Kevin Sean Michaels is an American film director, artist, producer and entertainer.

== Biography and career ==
Michaels is best known as an Art Director for Troma Entertainment as well as directing and producing his own documentaries, Vampira: The Movie and The Wild World of Ted V. Mikels.

== Radio show ==
In 2015, Michaels began hosting a radio show on Universal Broadcasting Network called "Friend or Foe", where guests included Weird Al Yankovic and others.

== Film work ==

Michaels was Art Director for Troma Entertainment for five years, and briefly worked on Troma's Poultrygeist: Night of the Chicken Dead. While at Troma, Michaels designed and edited 250 DVD covers, 90% of their DVD titles.

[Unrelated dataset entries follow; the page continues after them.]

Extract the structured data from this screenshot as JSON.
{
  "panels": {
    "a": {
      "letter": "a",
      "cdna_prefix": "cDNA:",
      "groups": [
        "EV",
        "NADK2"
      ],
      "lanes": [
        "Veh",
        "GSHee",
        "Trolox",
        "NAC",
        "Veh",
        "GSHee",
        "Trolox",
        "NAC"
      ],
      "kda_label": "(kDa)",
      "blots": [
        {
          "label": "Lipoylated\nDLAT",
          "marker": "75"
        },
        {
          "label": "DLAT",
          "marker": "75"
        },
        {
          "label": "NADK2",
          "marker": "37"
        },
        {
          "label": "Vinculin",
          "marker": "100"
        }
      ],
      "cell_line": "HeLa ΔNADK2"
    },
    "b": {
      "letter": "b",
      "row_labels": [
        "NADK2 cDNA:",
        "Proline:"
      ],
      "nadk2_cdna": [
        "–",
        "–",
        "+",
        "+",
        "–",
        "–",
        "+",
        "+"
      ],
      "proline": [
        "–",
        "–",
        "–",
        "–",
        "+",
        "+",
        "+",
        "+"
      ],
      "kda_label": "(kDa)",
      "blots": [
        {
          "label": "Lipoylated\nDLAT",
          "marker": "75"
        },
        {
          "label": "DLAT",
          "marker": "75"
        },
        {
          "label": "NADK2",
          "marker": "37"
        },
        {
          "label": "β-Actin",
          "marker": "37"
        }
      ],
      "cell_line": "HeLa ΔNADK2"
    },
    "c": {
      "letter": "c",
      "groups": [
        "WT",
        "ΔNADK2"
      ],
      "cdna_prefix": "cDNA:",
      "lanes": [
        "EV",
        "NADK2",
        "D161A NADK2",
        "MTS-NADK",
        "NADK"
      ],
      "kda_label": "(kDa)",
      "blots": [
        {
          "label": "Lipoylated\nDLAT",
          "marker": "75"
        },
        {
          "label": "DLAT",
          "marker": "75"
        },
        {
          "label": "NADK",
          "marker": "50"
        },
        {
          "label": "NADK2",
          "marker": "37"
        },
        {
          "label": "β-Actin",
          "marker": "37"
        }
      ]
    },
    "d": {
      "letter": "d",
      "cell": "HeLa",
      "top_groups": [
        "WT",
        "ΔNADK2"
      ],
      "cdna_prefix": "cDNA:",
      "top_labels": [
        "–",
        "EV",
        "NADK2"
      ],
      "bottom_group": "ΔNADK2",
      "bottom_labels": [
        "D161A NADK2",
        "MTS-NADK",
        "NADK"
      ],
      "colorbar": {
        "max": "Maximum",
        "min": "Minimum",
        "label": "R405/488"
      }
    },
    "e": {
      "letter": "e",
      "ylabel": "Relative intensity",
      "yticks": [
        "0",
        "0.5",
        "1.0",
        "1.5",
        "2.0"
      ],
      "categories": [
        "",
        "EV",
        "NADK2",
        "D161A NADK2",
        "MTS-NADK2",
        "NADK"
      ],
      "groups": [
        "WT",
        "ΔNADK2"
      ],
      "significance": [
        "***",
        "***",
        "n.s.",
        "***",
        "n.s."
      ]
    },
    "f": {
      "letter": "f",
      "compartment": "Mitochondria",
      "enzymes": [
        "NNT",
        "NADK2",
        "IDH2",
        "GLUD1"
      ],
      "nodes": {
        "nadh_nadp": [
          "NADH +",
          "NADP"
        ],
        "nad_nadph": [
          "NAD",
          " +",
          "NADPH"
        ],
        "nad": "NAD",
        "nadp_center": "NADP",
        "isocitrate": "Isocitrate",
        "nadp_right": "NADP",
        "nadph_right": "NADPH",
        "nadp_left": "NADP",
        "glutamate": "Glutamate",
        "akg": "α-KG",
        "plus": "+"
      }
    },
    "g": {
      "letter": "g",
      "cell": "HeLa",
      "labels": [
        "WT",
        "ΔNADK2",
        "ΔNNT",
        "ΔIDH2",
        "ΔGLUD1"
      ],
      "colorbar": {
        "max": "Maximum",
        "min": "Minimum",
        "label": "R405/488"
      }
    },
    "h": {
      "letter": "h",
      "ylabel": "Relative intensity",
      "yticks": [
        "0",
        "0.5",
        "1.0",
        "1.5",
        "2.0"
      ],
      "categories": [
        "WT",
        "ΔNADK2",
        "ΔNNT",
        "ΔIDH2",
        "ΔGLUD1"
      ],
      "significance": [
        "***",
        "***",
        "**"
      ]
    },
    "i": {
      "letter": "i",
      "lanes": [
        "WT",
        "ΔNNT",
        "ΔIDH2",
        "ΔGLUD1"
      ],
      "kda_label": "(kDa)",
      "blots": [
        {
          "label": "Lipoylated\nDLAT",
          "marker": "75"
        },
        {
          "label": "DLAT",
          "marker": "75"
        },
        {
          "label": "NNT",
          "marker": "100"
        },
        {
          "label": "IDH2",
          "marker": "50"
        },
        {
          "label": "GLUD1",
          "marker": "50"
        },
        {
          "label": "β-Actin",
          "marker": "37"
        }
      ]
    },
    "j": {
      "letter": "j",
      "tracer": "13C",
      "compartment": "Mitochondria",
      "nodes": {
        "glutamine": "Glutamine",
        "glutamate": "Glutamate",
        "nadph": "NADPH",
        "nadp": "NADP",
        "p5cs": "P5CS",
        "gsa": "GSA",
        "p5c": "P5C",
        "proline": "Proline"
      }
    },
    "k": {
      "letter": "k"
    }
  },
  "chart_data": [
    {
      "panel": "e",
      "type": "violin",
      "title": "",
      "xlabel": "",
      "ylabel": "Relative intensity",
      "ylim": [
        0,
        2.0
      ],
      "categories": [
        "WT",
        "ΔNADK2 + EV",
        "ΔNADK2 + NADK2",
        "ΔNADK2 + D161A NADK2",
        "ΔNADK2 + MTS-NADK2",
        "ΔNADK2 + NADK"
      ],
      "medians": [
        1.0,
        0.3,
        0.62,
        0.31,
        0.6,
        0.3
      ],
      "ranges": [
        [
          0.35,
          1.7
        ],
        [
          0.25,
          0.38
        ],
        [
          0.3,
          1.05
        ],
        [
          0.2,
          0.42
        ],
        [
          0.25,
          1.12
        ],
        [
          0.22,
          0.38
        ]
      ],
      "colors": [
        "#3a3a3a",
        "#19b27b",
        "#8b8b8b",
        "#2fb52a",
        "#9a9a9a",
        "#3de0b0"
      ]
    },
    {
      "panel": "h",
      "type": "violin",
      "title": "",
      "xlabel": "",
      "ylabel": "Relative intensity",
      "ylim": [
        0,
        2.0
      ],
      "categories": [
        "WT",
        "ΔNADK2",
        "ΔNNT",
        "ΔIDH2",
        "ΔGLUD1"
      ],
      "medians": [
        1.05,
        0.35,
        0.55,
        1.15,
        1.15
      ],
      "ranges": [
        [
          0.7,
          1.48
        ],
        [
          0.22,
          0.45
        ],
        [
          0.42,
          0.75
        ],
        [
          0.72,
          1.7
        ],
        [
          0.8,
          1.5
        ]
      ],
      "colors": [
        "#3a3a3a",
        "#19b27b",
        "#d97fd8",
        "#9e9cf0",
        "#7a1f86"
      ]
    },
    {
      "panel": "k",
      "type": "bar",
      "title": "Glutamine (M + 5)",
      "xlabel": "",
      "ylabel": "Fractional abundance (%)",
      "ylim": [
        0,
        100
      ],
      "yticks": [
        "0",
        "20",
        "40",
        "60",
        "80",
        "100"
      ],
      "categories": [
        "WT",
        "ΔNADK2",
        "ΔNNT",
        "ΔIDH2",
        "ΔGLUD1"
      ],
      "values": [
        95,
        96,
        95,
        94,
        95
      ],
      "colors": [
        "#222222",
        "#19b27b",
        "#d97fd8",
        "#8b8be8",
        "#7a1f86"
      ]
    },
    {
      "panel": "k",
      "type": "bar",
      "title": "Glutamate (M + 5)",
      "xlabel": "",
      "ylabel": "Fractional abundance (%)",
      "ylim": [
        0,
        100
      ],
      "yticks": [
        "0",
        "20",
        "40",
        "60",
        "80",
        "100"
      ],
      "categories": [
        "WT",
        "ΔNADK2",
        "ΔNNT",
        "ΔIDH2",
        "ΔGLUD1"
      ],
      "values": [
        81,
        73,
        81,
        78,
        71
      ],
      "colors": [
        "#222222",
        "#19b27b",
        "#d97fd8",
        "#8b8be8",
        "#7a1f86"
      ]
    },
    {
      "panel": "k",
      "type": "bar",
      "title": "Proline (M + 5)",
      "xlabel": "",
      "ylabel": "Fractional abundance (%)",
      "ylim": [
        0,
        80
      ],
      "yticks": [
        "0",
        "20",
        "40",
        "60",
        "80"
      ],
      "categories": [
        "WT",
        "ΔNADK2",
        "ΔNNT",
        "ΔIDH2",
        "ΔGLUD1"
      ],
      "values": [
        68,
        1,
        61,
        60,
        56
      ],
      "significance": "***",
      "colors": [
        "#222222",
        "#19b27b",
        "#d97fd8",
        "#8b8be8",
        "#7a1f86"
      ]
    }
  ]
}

Michaels' first documentary was Vampira: The Movie, which profiled Maila Nurmi, the first horror host. The film featured testimonials by Sid Haig, Julie Strain, Kevin Eastman, Forrest Ackerman, Debbie Rochon, John Zacherle, Lloyd Kaufman, Bill Moseley, Cassandra Peterson, Jami Deadly, Jerry Only and horror historian David J. Skal. The score was written and performed by Ari Lehman, the first Jason Voorhees of Friday The 13th. Premiering in October 2006, Vampira: The Movie was released on DVD in September 2007 by Alpha Video, and won a Rondo Hatton Classic Horror Award in 2008 for Best Independent Production.

Michaels' second documentary was The Wild World of Ted V. Mikels on director Ted V. Mikels, who produced The Astro-Zombies, Girl in Gold Boots, The Doll Squad and many others. The DVD was released in 2010 by Alpha Video. Michaels also served as Creative Consultant on Mikels' third installment in his Astro-Zombies series. It was narrated by John Waters.

Michaels' third documentary was Ingrid Pitt: Beyond the Forest on actress Ingrid Pitt, who starred in Where Eagles Dare and numerous productions by Hammer Films. This animated short turned out to be the last project for Pitt, who recorded the narration in May 2010. The animation is by 10-year-old artist Perry Chen, under the guidance of two-time Academy Award nominee Bill Plympton. Ingrid Pitt: Beyond the Forest made the long-list and qualified for the Academy Award for Short Animated Film in 2011.

Michaels produced a documentary starring David Lynch called Beyond The Noise: My Transcendental Meditation Journey, by young film student Dana Farley, who has severe dyslexia and attention deficit disorder. He currently creates music videos and content for Lynch's non-profit organization.

In 2010, Michaels was one of 75 international artists and animators who Plympton referred to as "Dog Jammers" for a remake of Plympton's short film called Guard Dog Global Jam. In 2012, Michaels produced a short animated film called, The Namazu, animated by Dani Bowman, with voices contributed by Tom Kenny and Stella Ritter (daughter of John Ritter).